I think it's reading their body language and reaction speeds. Yeah, you get scared of the cows. It depends on the context, really. Like, most of the time when they're presented to me, they're in a race or a crush. So but yeah, sometimes, like I suppose you'll sometimes do a cesarean with a cow tied up on a halter and they're strong enough to break that halter. Um very occasionally you will get like full-on aggressive cows. Most of the time, they would rather get away from you. Um bulls, a little bit more dodgy, um, but they're generally well restrained, and it's absolutely fine to, you know, if they're not well restrained, to say, I can't examine that until it's well restrained.

SPEAKER_02:

Uh to be better restrained for my own safety. Yeah, yeah.
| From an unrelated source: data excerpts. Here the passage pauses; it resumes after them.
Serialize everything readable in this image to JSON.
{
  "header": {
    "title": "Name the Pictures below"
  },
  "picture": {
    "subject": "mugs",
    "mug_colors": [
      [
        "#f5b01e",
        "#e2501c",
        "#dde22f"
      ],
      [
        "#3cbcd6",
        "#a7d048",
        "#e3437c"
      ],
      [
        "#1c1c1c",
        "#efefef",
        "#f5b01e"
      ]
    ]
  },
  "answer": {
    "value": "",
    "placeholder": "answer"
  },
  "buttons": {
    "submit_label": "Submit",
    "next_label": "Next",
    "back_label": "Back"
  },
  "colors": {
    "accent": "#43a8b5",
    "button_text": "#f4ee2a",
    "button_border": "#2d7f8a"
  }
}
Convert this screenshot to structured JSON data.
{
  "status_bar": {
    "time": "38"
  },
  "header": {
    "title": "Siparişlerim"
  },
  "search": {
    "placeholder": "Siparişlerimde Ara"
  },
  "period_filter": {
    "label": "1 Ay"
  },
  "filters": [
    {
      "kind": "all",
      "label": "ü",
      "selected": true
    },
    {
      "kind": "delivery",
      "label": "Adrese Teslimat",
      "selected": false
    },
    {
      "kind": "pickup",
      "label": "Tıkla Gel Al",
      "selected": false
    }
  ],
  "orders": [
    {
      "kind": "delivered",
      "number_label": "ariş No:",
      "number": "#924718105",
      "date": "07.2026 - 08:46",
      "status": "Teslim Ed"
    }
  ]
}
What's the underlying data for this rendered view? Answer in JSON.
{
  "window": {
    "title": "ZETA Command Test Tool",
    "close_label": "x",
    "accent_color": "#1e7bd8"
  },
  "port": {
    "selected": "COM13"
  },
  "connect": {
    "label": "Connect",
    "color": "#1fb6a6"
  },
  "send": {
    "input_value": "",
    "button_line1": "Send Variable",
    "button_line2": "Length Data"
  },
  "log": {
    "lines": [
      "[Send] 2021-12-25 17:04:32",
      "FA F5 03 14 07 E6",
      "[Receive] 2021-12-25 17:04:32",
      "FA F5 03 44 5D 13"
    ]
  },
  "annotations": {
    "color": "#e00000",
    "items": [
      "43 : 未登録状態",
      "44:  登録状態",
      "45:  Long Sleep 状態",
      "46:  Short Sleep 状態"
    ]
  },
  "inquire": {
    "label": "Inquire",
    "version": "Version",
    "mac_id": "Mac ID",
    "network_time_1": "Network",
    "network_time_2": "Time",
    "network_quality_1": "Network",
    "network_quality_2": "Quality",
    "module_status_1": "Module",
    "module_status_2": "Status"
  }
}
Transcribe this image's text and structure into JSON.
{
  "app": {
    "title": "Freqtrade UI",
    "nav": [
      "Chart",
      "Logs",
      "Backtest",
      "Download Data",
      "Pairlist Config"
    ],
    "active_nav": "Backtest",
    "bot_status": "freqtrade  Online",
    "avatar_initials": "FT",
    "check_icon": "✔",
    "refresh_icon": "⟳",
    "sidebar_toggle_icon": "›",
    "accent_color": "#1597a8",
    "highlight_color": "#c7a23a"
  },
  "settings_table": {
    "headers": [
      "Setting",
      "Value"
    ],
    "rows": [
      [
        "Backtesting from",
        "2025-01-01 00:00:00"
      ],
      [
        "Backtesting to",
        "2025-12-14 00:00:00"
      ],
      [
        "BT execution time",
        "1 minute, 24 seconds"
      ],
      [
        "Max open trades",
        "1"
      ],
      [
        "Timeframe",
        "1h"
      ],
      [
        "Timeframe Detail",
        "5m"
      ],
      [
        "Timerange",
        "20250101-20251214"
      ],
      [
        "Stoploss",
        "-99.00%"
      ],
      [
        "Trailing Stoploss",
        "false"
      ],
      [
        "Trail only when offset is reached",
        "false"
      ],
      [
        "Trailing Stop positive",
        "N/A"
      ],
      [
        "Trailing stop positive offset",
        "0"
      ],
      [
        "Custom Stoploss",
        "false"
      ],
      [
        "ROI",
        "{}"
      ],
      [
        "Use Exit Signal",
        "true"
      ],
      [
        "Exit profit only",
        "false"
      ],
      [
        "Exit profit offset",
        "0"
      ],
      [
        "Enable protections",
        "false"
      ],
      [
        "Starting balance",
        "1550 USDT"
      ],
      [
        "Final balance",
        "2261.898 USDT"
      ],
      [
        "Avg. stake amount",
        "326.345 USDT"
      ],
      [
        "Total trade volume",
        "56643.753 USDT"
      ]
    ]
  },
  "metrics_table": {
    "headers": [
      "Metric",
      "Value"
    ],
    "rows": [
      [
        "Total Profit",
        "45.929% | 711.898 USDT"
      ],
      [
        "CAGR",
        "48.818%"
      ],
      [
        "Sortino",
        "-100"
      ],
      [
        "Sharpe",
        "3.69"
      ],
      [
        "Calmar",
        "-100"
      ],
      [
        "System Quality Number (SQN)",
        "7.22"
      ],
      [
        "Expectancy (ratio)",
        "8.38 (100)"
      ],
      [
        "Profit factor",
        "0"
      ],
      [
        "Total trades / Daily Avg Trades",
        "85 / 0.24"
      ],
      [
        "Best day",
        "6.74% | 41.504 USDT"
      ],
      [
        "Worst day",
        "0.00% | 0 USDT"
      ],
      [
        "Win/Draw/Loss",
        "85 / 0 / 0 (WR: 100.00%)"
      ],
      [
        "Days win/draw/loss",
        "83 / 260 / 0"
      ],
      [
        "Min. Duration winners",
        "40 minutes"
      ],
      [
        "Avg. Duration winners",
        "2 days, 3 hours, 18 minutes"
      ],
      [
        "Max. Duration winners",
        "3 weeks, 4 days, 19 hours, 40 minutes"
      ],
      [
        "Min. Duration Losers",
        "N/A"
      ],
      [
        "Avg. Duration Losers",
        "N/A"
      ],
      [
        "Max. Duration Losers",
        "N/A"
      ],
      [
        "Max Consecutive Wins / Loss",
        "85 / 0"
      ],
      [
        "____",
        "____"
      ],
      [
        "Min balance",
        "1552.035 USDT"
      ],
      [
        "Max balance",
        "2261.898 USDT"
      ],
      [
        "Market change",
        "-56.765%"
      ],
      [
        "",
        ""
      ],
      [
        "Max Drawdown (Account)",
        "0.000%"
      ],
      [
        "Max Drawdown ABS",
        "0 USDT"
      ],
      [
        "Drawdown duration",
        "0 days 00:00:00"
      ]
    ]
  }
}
They're reading animals well, moving quickly, being um aware, awake, yeah, sort of in that context.

SPEAKER_01:

Yeah, and I suppose moving cattle and sheep, there's like there's a point around their shoulder that if you stand in front of them, they move backwards, and if you stand behind them, they move forwards. And I think that sort of knowing that and moving cattle and sheep on a daily basis helps me read my dogs and know how comfortable they are with certain things in their space or me in their space, or if I've got too close to them and I've pushed them the wrong way around some equipment or something like that. I think I think it helps in that way.

SPEAKER_02:

Yeah, no, I think that's I think that's definitely for me, understanding animals working with animals. If some someone's recently gone for a job with dogs with us, and I said, What experience you have and they have a lot with horses and they haven't really had their own dogs a lot. But I do feel as long as they're savvy in the way they're handling horses, they'll be able to transfer those skills over, and vice versa. Most people who handle dogs well, you could teach them as long as they're not scared to handle horses quite well. So I wish you every luck in your vet work. I love what you're doing, Nicole. I love that you translate it to your dogs. I love that you have a real passion about it. I love that you helped me with the sheep yesterday. And we're off to do the sheep again in a little bit, aren't we? We're going to move them. Um, so yeah, good luck in it all, and it's great.